Wahrscheinlich haben wir die meisten unserer Schilde bisher völlig unhistorisch benutzt.  ;)

Ach ja, zu den Zweihandschwertern: Die olle Theorie, dass sie wegen verstärkter Rüstung aufgekommen sein sollen, ignoriert ja ein Stück weit, dass sich damit die ganze Fechtweise hätte spontan ändern müssen. Mit der neuen Annahme aber wird der Weg für "schildloses" Fechten schon deutlich eher freigemacht und die längeren Gehilze für zweihändige Hiebe (oder Stiche) ergeben im Kontext von Ringpanzerhemden auch Sinn, denn im Gegensatz zum Plattenharnisch bringt mehr Hiebgewalt hier tatsächlich etwas. Gleichzeitig bildet der am Körper geführte Schild schon eine Art Proto-Plattenrüstung, denn dort draufzuhauen bringt nichts. Machen aber trotzdem viele.  :P

William:
Nur mal als Erfahrungswerte - ohne in die Diskussion einsteigen zu wollen:

Als ich mit dem Hobby anfing, hatte ich die "Standardberiemung" - Lederschlaufen für eine nahezu horizontale  Armhaltung und Umhängeriemen.

Als Reiterschild sehr gut geeignet, aber für den Fußkampf völlig untauglich - meine Ansicht!

Ich habe dann diverse andere Varianten ausprobiert, aber keine war wirklich in jeder Situation brauchbar.

Also habe ich mir damals 2 unterschiedlich beriemte Schilde gebaut - für einen reichen Grafen sicherlich kein Problem.

Als Templerdarsteller stand ich dann jedoch wieder vor dem Dilemma!

Ich habe jetzt quasi eine "Viereckberiemung", die ich noch durch diagonale Stabilisierungsriemen optimieren werde - ohne Beleg! - diese Beriemung ermöglicht sowohl den annähernd horizontalen Griff beim Reiten, wie auch einen passiven Griff vertikal von unten ( z.B. gegen Pfeilhagel) aber  - sehr nice! - auch einen vertikalen Griff von oben! Damit läßt sich der Schild als sehr aktive Deckung und auch als Waffe im abgesessenen Zweikampf einsetzen.
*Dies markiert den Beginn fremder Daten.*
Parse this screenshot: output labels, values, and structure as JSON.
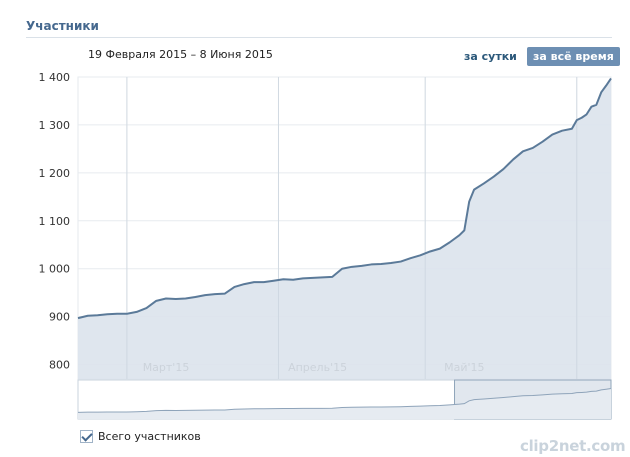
{
  "section_title": "Участники",
  "date_range": "19 Февраля 2015 – 8 Июня 2015",
  "period_tabs": {
    "day": "за сутки",
    "all_time": "за всё время",
    "active": "all_time"
  },
  "legend": {
    "label": "Всего участников",
    "checked": true
  },
  "watermark": "clip2net.com",
  "colors": {
    "line": "#5b7a99",
    "fill": "#dbe3ec",
    "accent": "#45688e",
    "selection": "#cdd7e2"
  },
  "chart_data": {
    "type": "area",
    "title": "",
    "xlabel": "",
    "ylabel": "",
    "ylim": [
      770,
      1400
    ],
    "yticks": [
      800,
      900,
      1000,
      1100,
      1200,
      1300,
      1400
    ],
    "ytick_labels": [
      "800",
      "900",
      "1 000",
      "1 100",
      "1 200",
      "1 300",
      "1 400"
    ],
    "xlim": [
      "2015-02-19",
      "2015-06-08"
    ],
    "xticks": [
      {
        "date": "2015-03-01",
        "label": ""
      },
      {
        "date": "2015-03-09",
        "label": "Март'15"
      },
      {
        "date": "2015-04-01",
        "label": ""
      },
      {
        "date": "2015-04-09",
        "label": "Апрель'15"
      },
      {
        "date": "2015-05-01",
        "label": ""
      },
      {
        "date": "2015-05-09",
        "label": "Май'15"
      },
      {
        "date": "2015-06-01",
        "label": ""
      }
    ],
    "grid": true,
    "series": [
      {
        "name": "Всего участников",
        "points": [
          [
            "2015-02-19",
            897
          ],
          [
            "2015-02-21",
            902
          ],
          [
            "2015-02-23",
            903
          ],
          [
            "2015-02-25",
            905
          ],
          [
            "2015-02-27",
            906
          ],
          [
            "2015-03-01",
            906
          ],
          [
            "2015-03-03",
            910
          ],
          [
            "2015-03-05",
            918
          ],
          [
            "2015-03-07",
            933
          ],
          [
            "2015-03-09",
            938
          ],
          [
            "2015-03-11",
            937
          ],
          [
            "2015-03-13",
            938
          ],
          [
            "2015-03-15",
            941
          ],
          [
            "2015-03-17",
            945
          ],
          [
            "2015-03-19",
            947
          ],
          [
            "2015-03-21",
            948
          ],
          [
            "2015-03-23",
            962
          ],
          [
            "2015-03-25",
            968
          ],
          [
            "2015-03-27",
            972
          ],
          [
            "2015-03-29",
            972
          ],
          [
            "2015-03-31",
            975
          ],
          [
            "2015-04-02",
            978
          ],
          [
            "2015-04-04",
            977
          ],
          [
            "2015-04-06",
            980
          ],
          [
            "2015-04-08",
            981
          ],
          [
            "2015-04-10",
            982
          ],
          [
            "2015-04-12",
            983
          ],
          [
            "2015-04-14",
            1000
          ],
          [
            "2015-04-16",
            1004
          ],
          [
            "2015-04-18",
            1006
          ],
          [
            "2015-04-20",
            1009
          ],
          [
            "2015-04-22",
            1010
          ],
          [
            "2015-04-24",
            1012
          ],
          [
            "2015-04-26",
            1015
          ],
          [
            "2015-04-28",
            1022
          ],
          [
            "2015-04-30",
            1028
          ],
          [
            "2015-05-02",
            1036
          ],
          [
            "2015-05-04",
            1042
          ],
          [
            "2015-05-06",
            1055
          ],
          [
            "2015-05-08",
            1070
          ],
          [
            "2015-05-09",
            1080
          ],
          [
            "2015-05-10",
            1140
          ],
          [
            "2015-05-11",
            1165
          ],
          [
            "2015-05-13",
            1178
          ],
          [
            "2015-05-15",
            1192
          ],
          [
            "2015-05-17",
            1208
          ],
          [
            "2015-05-19",
            1228
          ],
          [
            "2015-05-21",
            1245
          ],
          [
            "2015-05-23",
            1252
          ],
          [
            "2015-05-25",
            1265
          ],
          [
            "2015-05-27",
            1280
          ],
          [
            "2015-05-29",
            1288
          ],
          [
            "2015-05-31",
            1292
          ],
          [
            "2015-06-01",
            1310
          ],
          [
            "2015-06-02",
            1315
          ],
          [
            "2015-06-03",
            1322
          ],
          [
            "2015-06-04",
            1338
          ],
          [
            "2015-06-05",
            1342
          ],
          [
            "2015-06-06",
            1368
          ],
          [
            "2015-06-07",
            1382
          ],
          [
            "2015-06-08",
            1397
          ]
        ]
      }
    ],
    "navigator": {
      "selected_from": "2015-05-07",
      "selected_to": "2015-06-08"
    }
  }
}
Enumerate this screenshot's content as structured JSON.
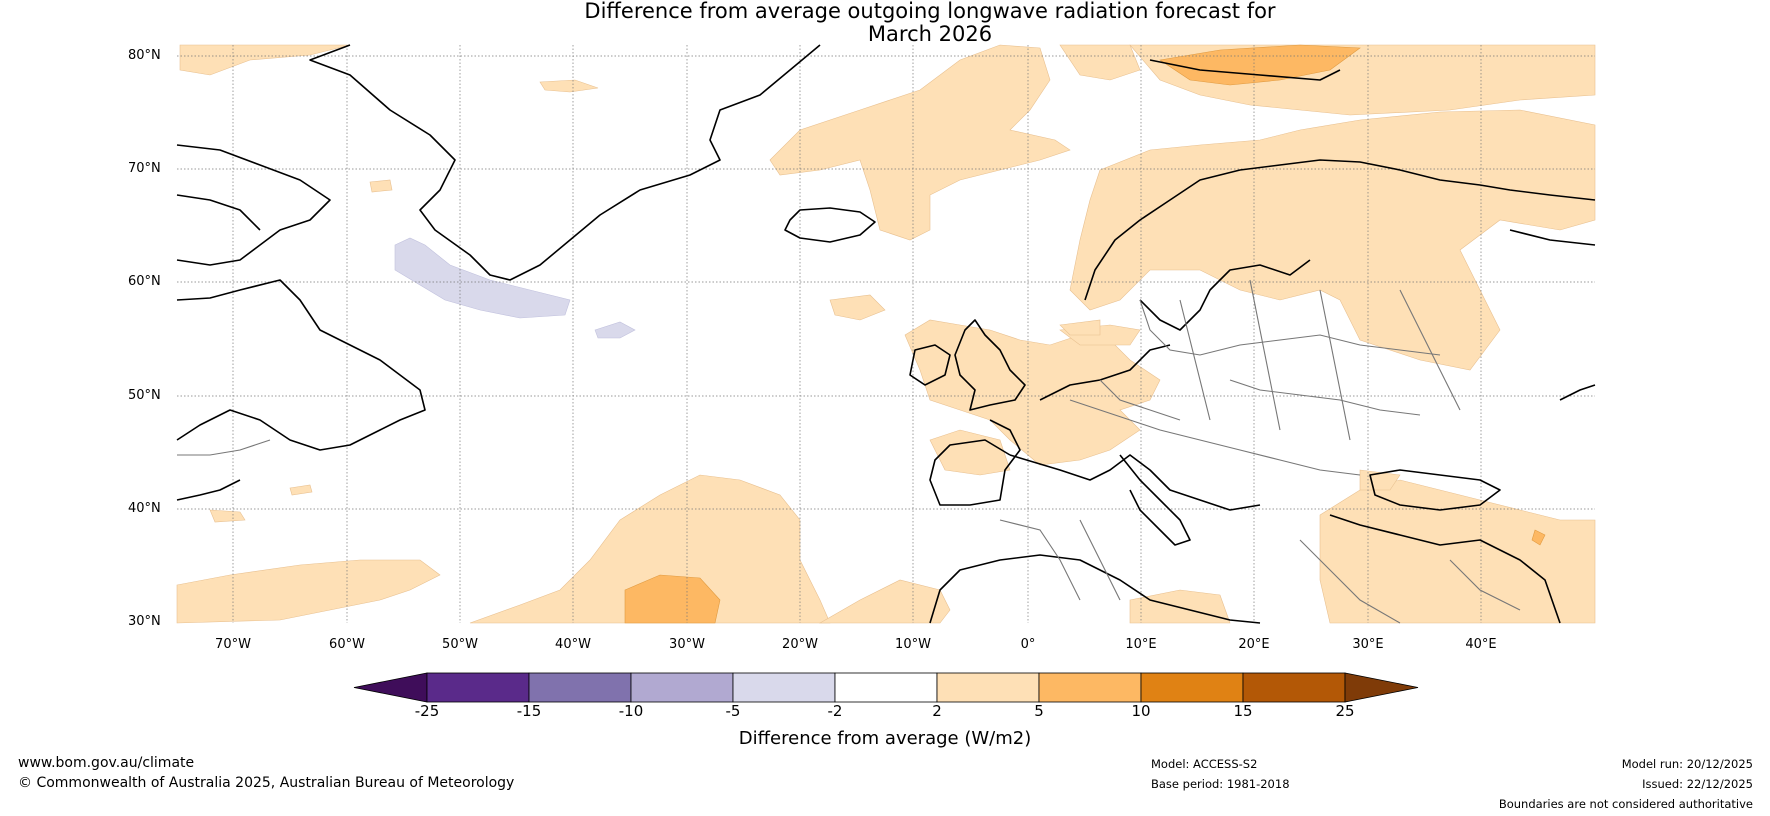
{
  "title": {
    "line1": "Difference from average outgoing longwave radiation forecast for",
    "line2": "March 2026"
  },
  "map": {
    "lat_labels": [
      "80°N",
      "70°N",
      "60°N",
      "50°N",
      "40°N",
      "30°N"
    ],
    "lon_labels": [
      "70°W",
      "60°W",
      "50°W",
      "40°W",
      "30°W",
      "20°W",
      "10°W",
      "0°",
      "10°E",
      "20°E",
      "30°E",
      "40°E"
    ]
  },
  "colorbar": {
    "title": "Difference from average (W/m2)",
    "ticks": [
      "-25",
      "-15",
      "-10",
      "-5",
      "-2",
      "2",
      "5",
      "10",
      "15",
      "25"
    ],
    "colors": [
      "#3f0d5a",
      "#5a2a8a",
      "#8072ad",
      "#b1a9d1",
      "#d9d9eb",
      "#ffffff",
      "#fee0b6",
      "#fdb863",
      "#e08214",
      "#b35806",
      "#7f3b08"
    ]
  },
  "footer": {
    "website": "www.bom.gov.au/climate",
    "copyright": "© Commonwealth of Australia 2025, Australian Bureau of Meteorology",
    "model": "Model: ACCESS-S2",
    "base_period": "Base period: 1981-2018",
    "model_run": "Model run: 20/12/2025",
    "issued": "Issued: 22/12/2025",
    "disclaimer": "Boundaries are not considered authoritative"
  }
}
Alles nur experimentell - ohne Belege! Aber sehr praktisch, wenn man mit nur einem Schild alle Kampfsituationen abdecken möchte! ;D

Wie gesagt, das soll kein fachlicher Diskussionsbeitrag sein, nur ein Beitrag zu "Erfahrungswerten"! ;)

Cornelius:
Es gibt jetzt ein paar Bilder von unserem ersten kleinen Experiment. Demnächst gilt es, an der Schildberiemung und danach den einzelnen möglichen Techniken zu arbeiten.